Intussen begint Antonius zijn lotsbestemming te ontdekken: het schrijverschap. Daarop terugkijkend schrijft hij aan Sartre, in een zin die dat schrijverschap moet typeren en die exemplarisch is voor deze roman:
Of simpel … het gaat er dus niet om de gedachten in je hoofd op een coherente en stilistisch verzorgde wijze aan het papier toe te vertrouwen, maar met dat schrijven zo diep in jezelf door te dringen tot je daar iets wezenlijks hebt aangeboord, om dat vervolgens tot iets zinvols te herscheppen waar je je aan kunt optrekken; dat je met de brokstukken die je uit de diepte in jezelf hebt opgevist formuleringen smeedt die je houvast verlenen, je ervan weerhouden een nieuwe geestelijke tuimel te maken en in die diepte te verdwijnen, en daar dan weer een coherent equivalent voor te vinden die de gedachten en gevoelens een universele geldigheid verleent, of in elk geval een geldigheid die verder dan jezelf strekt, zodat je teksten ook als houvast voor anderen kunnen dienen, zoals die van u voor mij.

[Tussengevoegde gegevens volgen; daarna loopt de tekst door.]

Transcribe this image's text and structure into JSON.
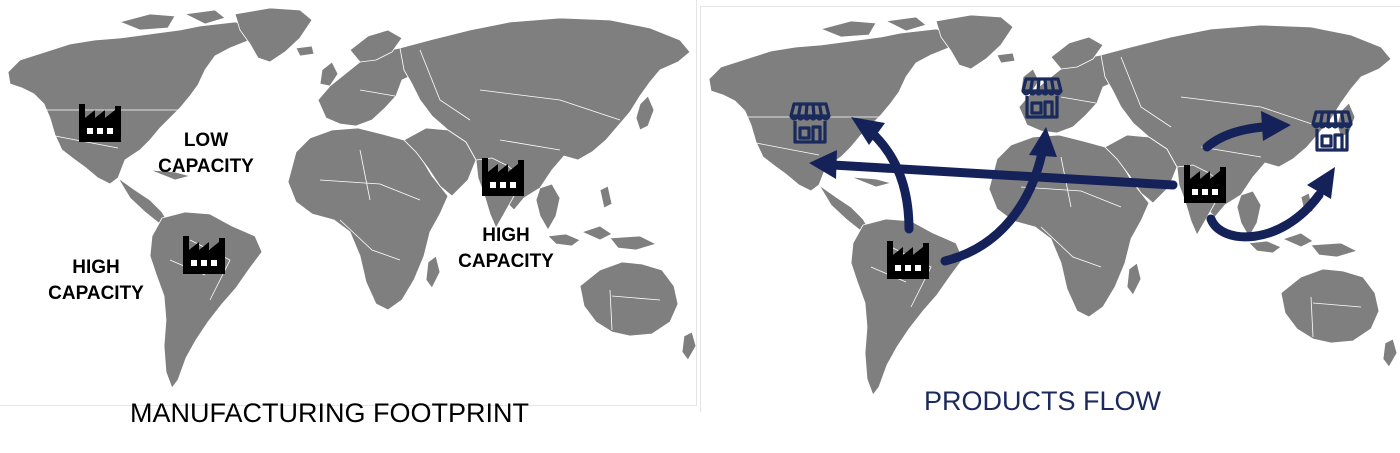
{
  "left_panel": {
    "caption": "MANUFACTURING FOOTPRINT",
    "labels": {
      "north_america": "LOW\nCAPACITY",
      "south_america": "HIGH\nCAPACITY",
      "india": "HIGH\nCAPACITY"
    }
  },
  "right_panel": {
    "caption": "PRODUCTS FLOW"
  },
  "colors": {
    "land": "#7f7f7f",
    "flow": "#15225a",
    "store": "#1b2a5c",
    "factory": "#000000",
    "caption_right": "#1b2a5c"
  },
  "icons": {
    "factory": "factory-icon",
    "store": "store-icon"
  }
}
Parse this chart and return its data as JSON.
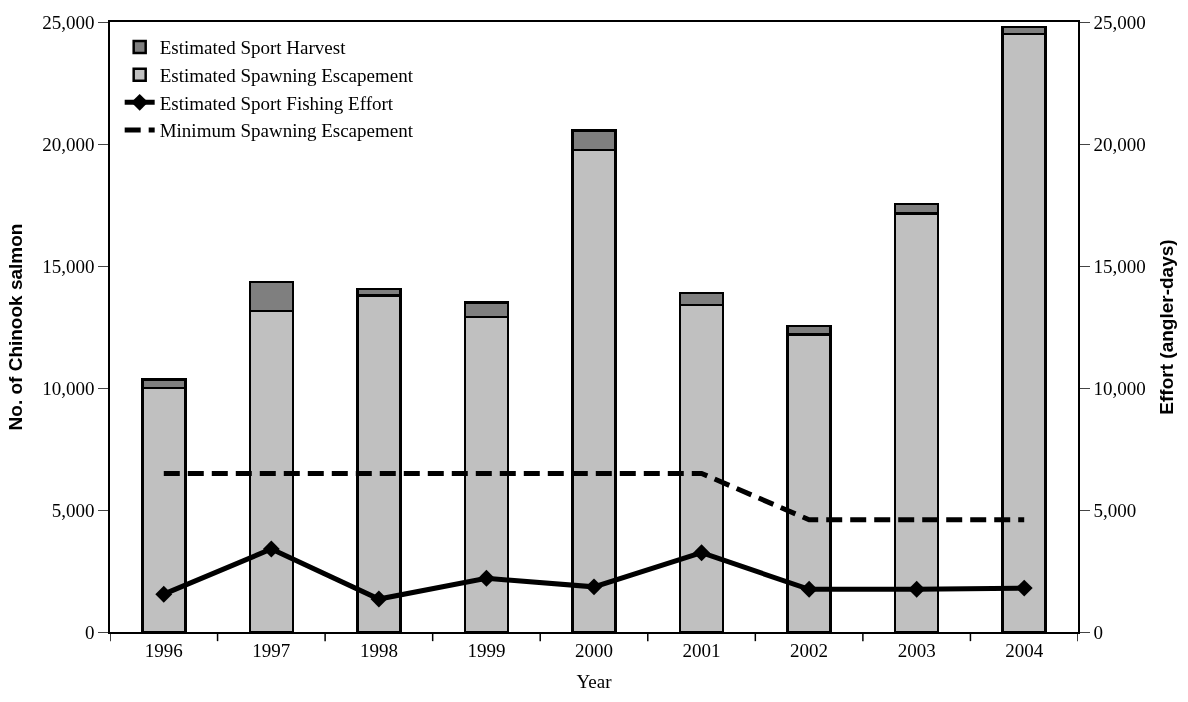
{
  "chart_data": {
    "type": "bar",
    "stacked": true,
    "xlabel": "Year",
    "ylabel": "No. of Chinook salmon",
    "y2label": "Effort (angler-days)",
    "categories": [
      "1996",
      "1997",
      "1998",
      "1999",
      "2000",
      "2001",
      "2002",
      "2003",
      "2004"
    ],
    "series": [
      {
        "name": "Estimated Spawning Escapement",
        "color": "#c0c0c0",
        "values": [
          10000,
          13150,
          13800,
          12900,
          19750,
          13400,
          12200,
          17150,
          24500
        ]
      },
      {
        "name": "Estimated Sport Harvest",
        "color": "#7f7f7f",
        "values": [
          350,
          1200,
          250,
          600,
          800,
          500,
          350,
          400,
          300
        ]
      },
      {
        "name": "Estimated Sport Fishing Effort",
        "type": "line",
        "axis": "y2",
        "color": "#000000",
        "marker": "diamond",
        "line_style": "solid",
        "values": [
          1550,
          3400,
          1350,
          2200,
          1850,
          3250,
          1750,
          1750,
          1800
        ]
      },
      {
        "name": "Minimum Spawning Escapement",
        "type": "line",
        "color": "#000000",
        "marker": "none",
        "line_style": "dashed",
        "values": [
          6500,
          6500,
          6500,
          6500,
          6500,
          6500,
          4600,
          4600,
          4600
        ]
      }
    ],
    "ylim": [
      0,
      25000
    ],
    "yticks": [
      {
        "value": 0,
        "label": "0"
      },
      {
        "value": 5000,
        "label": "5,000"
      },
      {
        "value": 10000,
        "label": "10,000"
      },
      {
        "value": 15000,
        "label": "15,000"
      },
      {
        "value": 20000,
        "label": "20,000"
      },
      {
        "value": 25000,
        "label": "25,000"
      }
    ],
    "y2lim": [
      0,
      25000
    ],
    "y2ticks": [
      {
        "value": 0,
        "label": "0"
      },
      {
        "value": 5000,
        "label": "5,000"
      },
      {
        "value": 10000,
        "label": "10,000"
      },
      {
        "value": 15000,
        "label": "15,000"
      },
      {
        "value": 20000,
        "label": "20,000"
      },
      {
        "value": 25000,
        "label": "25,000"
      }
    ],
    "legend": "top left"
  }
}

Sartre vond via een tussenstation van walging de filosofische weg naar wat mens zijn ten diepste is: het zich ervan bewust zijn veroordeeld te zijn tot vrijheid, dat wil zeggen: niet volstrekt bepaald door het zijnde. Antonius lijkt aan Sartre die veroordeling tot vrijheid te ontlenen: het is zijn lotsbestemming om als schrijver in volstrekte vrijheid zijn zelf te exploreren en het gevondene zodanig in woorden weer te geven dat het houvast biedt aan zichzelf én aan anderen. Er moet dus geboord worden naar de diepere lagen van het zelf. In het algemeen dreigt dat egodocumenten van het type ‘ik-en-mezelf-literatuur’ met een zekere zelf-therapeutische inslag op te leveren. Waarin het ik en het zelf niet alleen disproportioneel worden uitvergroot en als absoluut genomen, maar ook uit het oog wordt verloren dat het ik en het zelf niet zozeer het bewustzijn aandrijven, als wel daar producten van zijn.

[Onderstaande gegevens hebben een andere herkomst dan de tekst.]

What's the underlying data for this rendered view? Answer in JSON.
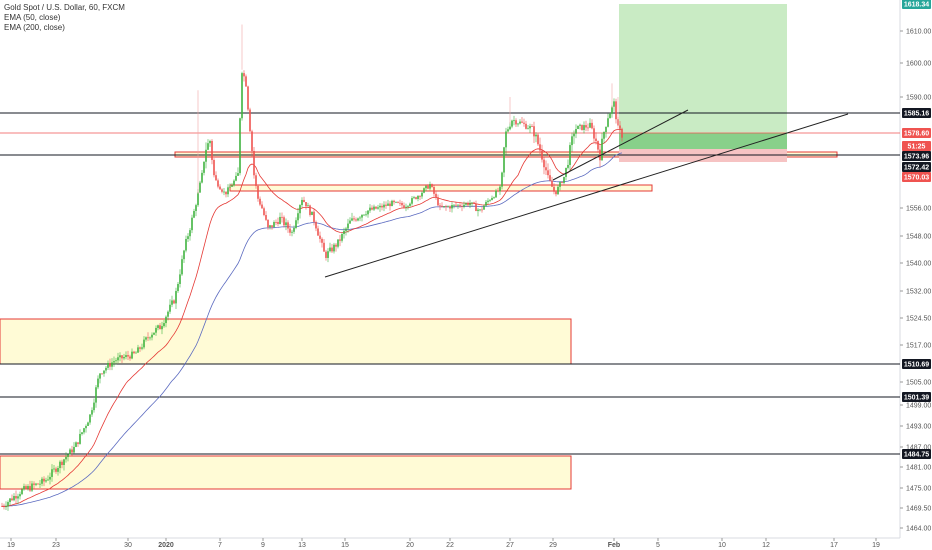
{
  "legend": {
    "title": "Gold Spot / U.S. Dollar, 60, FXCM",
    "ema50": "EMA (50, close)",
    "ema200": "EMA (200, close)"
  },
  "colors": {
    "up": "#26a69a",
    "up_green": "#3fb43f",
    "down": "#ef5350",
    "ema50": "#e53935",
    "ema200": "#5c6bc0",
    "zone_fill": "#fffbd6",
    "zone_stroke": "#e53935",
    "target": "#c9ebc4",
    "target_dark": "#88d08a",
    "stop": "#f6c3c3"
  },
  "chart_data": {
    "type": "candlestick",
    "y_ticks": [
      1610.0,
      1600.0,
      1590.0,
      1556.0,
      1548.0,
      1540.0,
      1532.0,
      1524.5,
      1517.0,
      1505.0,
      1499.0,
      1493.0,
      1487.0,
      1481.0,
      1475.0,
      1469.5,
      1464.0
    ],
    "x_ticks": [
      "19",
      "23",
      "30",
      "2020",
      "7",
      "9",
      "13",
      "15",
      "20",
      "22",
      "27",
      "29",
      "Feb",
      "5",
      "10",
      "12",
      "17",
      "19"
    ],
    "price_badges": [
      {
        "value": "1618.34",
        "bg": "#26a69a",
        "fg": "#ffffff"
      },
      {
        "value": "1585.16",
        "bg": "#131722",
        "fg": "#ffffff"
      },
      {
        "value": "1578.60",
        "bg": "#ef5350",
        "fg": "#ffffff"
      },
      {
        "value": "51:25",
        "bg": "#ef5350",
        "fg": "#ffffff"
      },
      {
        "value": "1573.96",
        "bg": "#131722",
        "fg": "#ffffff"
      },
      {
        "value": "1572.42",
        "bg": "#131722",
        "fg": "#ffffff"
      },
      {
        "value": "1570.03",
        "bg": "#ef5350",
        "fg": "#ffffff"
      },
      {
        "value": "1510.69",
        "bg": "#131722",
        "fg": "#ffffff"
      },
      {
        "value": "1501.39",
        "bg": "#131722",
        "fg": "#ffffff"
      },
      {
        "value": "1484.75",
        "bg": "#131722",
        "fg": "#ffffff"
      }
    ],
    "horizontal_levels": [
      1585.16,
      1573.96,
      1510.69,
      1501.39,
      1484.75
    ],
    "last_price": 1578.6,
    "target": 1618.34,
    "stop": 1570.03
  }
}
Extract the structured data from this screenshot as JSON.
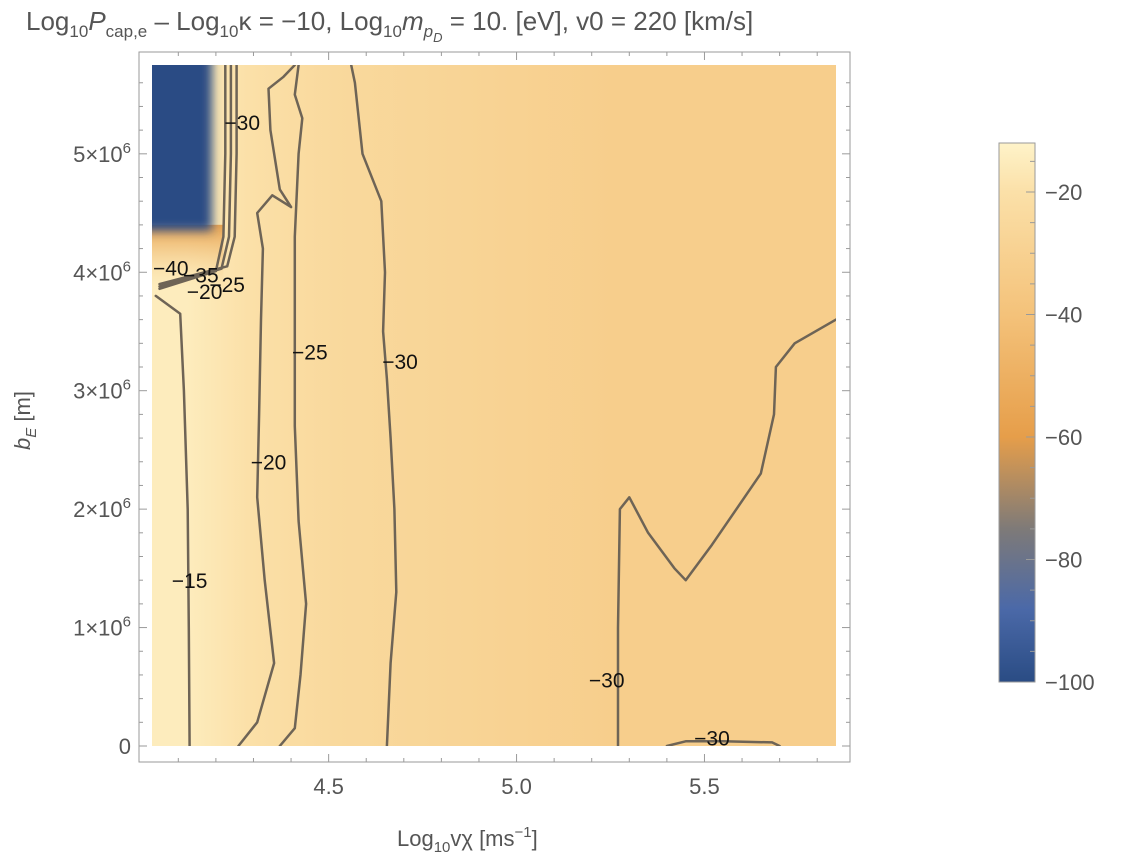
{
  "chart_data": {
    "type": "heatmap",
    "title": {
      "main": "Log",
      "sub1": "10",
      "p": "P",
      "p_sub": "cap,e",
      "middle": " – Log",
      "sub2": "10",
      "kappa": "κ = −10, Log",
      "sub3": "10",
      "m": "m",
      "m_sub": "p",
      "m_subsub": "D",
      "rest": " = 10. [eV], v0 = 220 [km/s]"
    },
    "xlabel": {
      "prefix": "Log",
      "sub": "10",
      "main": "vχ [ms",
      "sup": "−1",
      "suffix": "]"
    },
    "ylabel": {
      "main": "b",
      "sub": "E",
      "suffix": " [m]"
    },
    "xlim": [
      4.03,
      5.85
    ],
    "ylim": [
      0,
      5750000
    ],
    "x_ticks": [
      {
        "value": 4.5,
        "label": "4.5"
      },
      {
        "value": 5.0,
        "label": "5.0"
      },
      {
        "value": 5.5,
        "label": "5.5"
      }
    ],
    "y_ticks": [
      {
        "value": 0,
        "label": "0"
      },
      {
        "value": 1000000,
        "label": "1×10",
        "exp": "6"
      },
      {
        "value": 2000000,
        "label": "2×10",
        "exp": "6"
      },
      {
        "value": 3000000,
        "label": "3×10",
        "exp": "6"
      },
      {
        "value": 4000000,
        "label": "4×10",
        "exp": "6"
      },
      {
        "value": 5000000,
        "label": "5×10",
        "exp": "6"
      }
    ],
    "colorbar": {
      "range": [
        -100,
        -12
      ],
      "ticks": [
        {
          "value": -20,
          "label": "−20"
        },
        {
          "value": -40,
          "label": "−40"
        },
        {
          "value": -60,
          "label": "−60"
        },
        {
          "value": -80,
          "label": "−80"
        },
        {
          "value": -100,
          "label": "−100"
        }
      ],
      "stops": [
        {
          "value": -12,
          "color": "#fef3c9"
        },
        {
          "value": -20,
          "color": "#fbe0a8"
        },
        {
          "value": -40,
          "color": "#f4c27a"
        },
        {
          "value": -60,
          "color": "#e69e4a"
        },
        {
          "value": -75,
          "color": "#7e7a78"
        },
        {
          "value": -88,
          "color": "#4b69a8"
        },
        {
          "value": -100,
          "color": "#2a4c84"
        }
      ]
    },
    "field_regions": [
      {
        "name": "high-band",
        "x": [
          4.03,
          4.22
        ],
        "y": [
          0,
          3900000
        ],
        "value": -15
      },
      {
        "name": "second-band",
        "x": [
          4.22,
          4.35
        ],
        "y": [
          0,
          3900000
        ],
        "value": -20
      },
      {
        "name": "mid-band",
        "x": [
          4.35,
          4.68
        ],
        "y": [
          0,
          5750000
        ],
        "value": -25
      },
      {
        "name": "background",
        "x": [
          4.68,
          5.85
        ],
        "y": [
          0,
          5750000
        ],
        "value": -32
      },
      {
        "name": "blue-patch",
        "x": [
          4.03,
          4.19
        ],
        "y": [
          4350000,
          5750000
        ],
        "value": -100
      }
    ],
    "contours": [
      {
        "level": -15,
        "points": [
          [
            4.13,
            0
          ],
          [
            4.128,
            1000000
          ],
          [
            4.125,
            2000000
          ],
          [
            4.115,
            3000000
          ],
          [
            4.105,
            3650000
          ],
          [
            4.04,
            3800000
          ]
        ]
      },
      {
        "level": -20,
        "points": [
          [
            4.26,
            0
          ],
          [
            4.31,
            200000
          ],
          [
            4.355,
            700000
          ],
          [
            4.33,
            1400000
          ],
          [
            4.31,
            2100000
          ],
          [
            4.315,
            2800000
          ],
          [
            4.32,
            3600000
          ],
          [
            4.325,
            4200000
          ],
          [
            4.31,
            4500000
          ],
          [
            4.35,
            4650000
          ],
          [
            4.4,
            4550000
          ],
          [
            4.37,
            4700000
          ],
          [
            4.345,
            5200000
          ],
          [
            4.34,
            5550000
          ],
          [
            4.38,
            5650000
          ],
          [
            4.41,
            5750000
          ]
        ]
      },
      {
        "level": -25,
        "points": [
          [
            4.37,
            0
          ],
          [
            4.41,
            150000
          ],
          [
            4.425,
            600000
          ],
          [
            4.44,
            1200000
          ],
          [
            4.42,
            1900000
          ],
          [
            4.41,
            2700000
          ],
          [
            4.41,
            3500000
          ],
          [
            4.41,
            4300000
          ],
          [
            4.42,
            5000000
          ],
          [
            4.43,
            5300000
          ],
          [
            4.41,
            5500000
          ],
          [
            4.42,
            5750000
          ]
        ]
      },
      {
        "level": -30,
        "points": [
          [
            4.655,
            0
          ],
          [
            4.665,
            700000
          ],
          [
            4.68,
            1300000
          ],
          [
            4.675,
            2000000
          ],
          [
            4.665,
            2600000
          ],
          [
            4.655,
            3100000
          ],
          [
            4.645,
            3500000
          ],
          [
            4.65,
            4000000
          ],
          [
            4.64,
            4600000
          ],
          [
            4.59,
            5000000
          ],
          [
            4.58,
            5300000
          ],
          [
            4.57,
            5600000
          ],
          [
            4.56,
            5750000
          ]
        ]
      },
      {
        "level": -30,
        "points": [
          [
            5.27,
            0
          ],
          [
            5.27,
            1000000
          ],
          [
            5.275,
            2000000
          ],
          [
            5.3,
            2100000
          ],
          [
            5.35,
            1800000
          ],
          [
            5.42,
            1500000
          ],
          [
            5.45,
            1400000
          ],
          [
            5.52,
            1700000
          ],
          [
            5.65,
            2300000
          ],
          [
            5.685,
            2800000
          ],
          [
            5.69,
            3200000
          ],
          [
            5.74,
            3400000
          ],
          [
            5.85,
            3600000
          ]
        ]
      },
      {
        "level": -30,
        "points": [
          [
            5.4,
            0
          ],
          [
            5.45,
            40000
          ],
          [
            5.55,
            40000
          ],
          [
            5.68,
            30000
          ],
          [
            5.7,
            0
          ]
        ]
      },
      {
        "level": -30,
        "points": [
          [
            4.255,
            5750000
          ],
          [
            4.255,
            5000000
          ],
          [
            4.25,
            4300000
          ],
          [
            4.23,
            4050000
          ],
          [
            4.05,
            3900000
          ]
        ]
      },
      {
        "level": -35,
        "points": [
          [
            4.24,
            5750000
          ],
          [
            4.24,
            5000000
          ],
          [
            4.235,
            4300000
          ],
          [
            4.215,
            4030000
          ],
          [
            4.05,
            3880000
          ]
        ]
      },
      {
        "level": -40,
        "points": [
          [
            4.225,
            5750000
          ],
          [
            4.225,
            5000000
          ],
          [
            4.22,
            4300000
          ],
          [
            4.2,
            4010000
          ],
          [
            4.05,
            3860000
          ]
        ]
      }
    ],
    "contour_labels": [
      {
        "text": "−30",
        "x": 4.27,
        "y": 5250000
      },
      {
        "text": "−40",
        "x": 4.08,
        "y": 4020000
      },
      {
        "text": "−35",
        "x": 4.16,
        "y": 3960000
      },
      {
        "text": "−25",
        "x": 4.23,
        "y": 3880000
      },
      {
        "text": "−20",
        "x": 4.17,
        "y": 3820000
      },
      {
        "text": "−25",
        "x": 4.45,
        "y": 3310000
      },
      {
        "text": "−30",
        "x": 4.69,
        "y": 3230000
      },
      {
        "text": "−20",
        "x": 4.34,
        "y": 2380000
      },
      {
        "text": "−15",
        "x": 4.13,
        "y": 1380000
      },
      {
        "text": "−30",
        "x": 5.24,
        "y": 540000
      },
      {
        "text": "−30",
        "x": 5.52,
        "y": 50000
      }
    ]
  }
}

Vertoont Autobiografie van een fictie kenmerken van ik-en-mezelf-literatuur? Soms, maar het blijft goed te verdragen dankzij Antonius’ zelfrelativering en zwarte humor en dankzij literaire integriteit. Trouwens, omdat de Antonius die het graafwerk verricht een fictief personage is, ontsnapt Meewis zelf in elk geval formeel aan dat verwijt, ook al omdat soms sprake is van een satirische toon. Zijn Antonius verschijnt als een jongeman die, na alcoholische omzwervingen, eerst besluit tot het schrijverschap, pas daarna gaat nadenken waarover hij eigenlijk wil schrijven en vervolgens in zijn ik en zijn zelf een bouwmarkt voor literair knutselwerk herkent. Het hoe, waarom en waardoor van dat proces epistolair aan Sartre uitleggen vergt kennelijk lange, gecompliceerde zinnen. Of worden ze zo lang en gecompliceerd omdat zoeken naar het zelf het zoeken zelf is?
Hans van der Heijde
Tonnie Meewis – Autobiografie van een fictie. Aspekt, Soesterberg. 156 blz. € 18,50.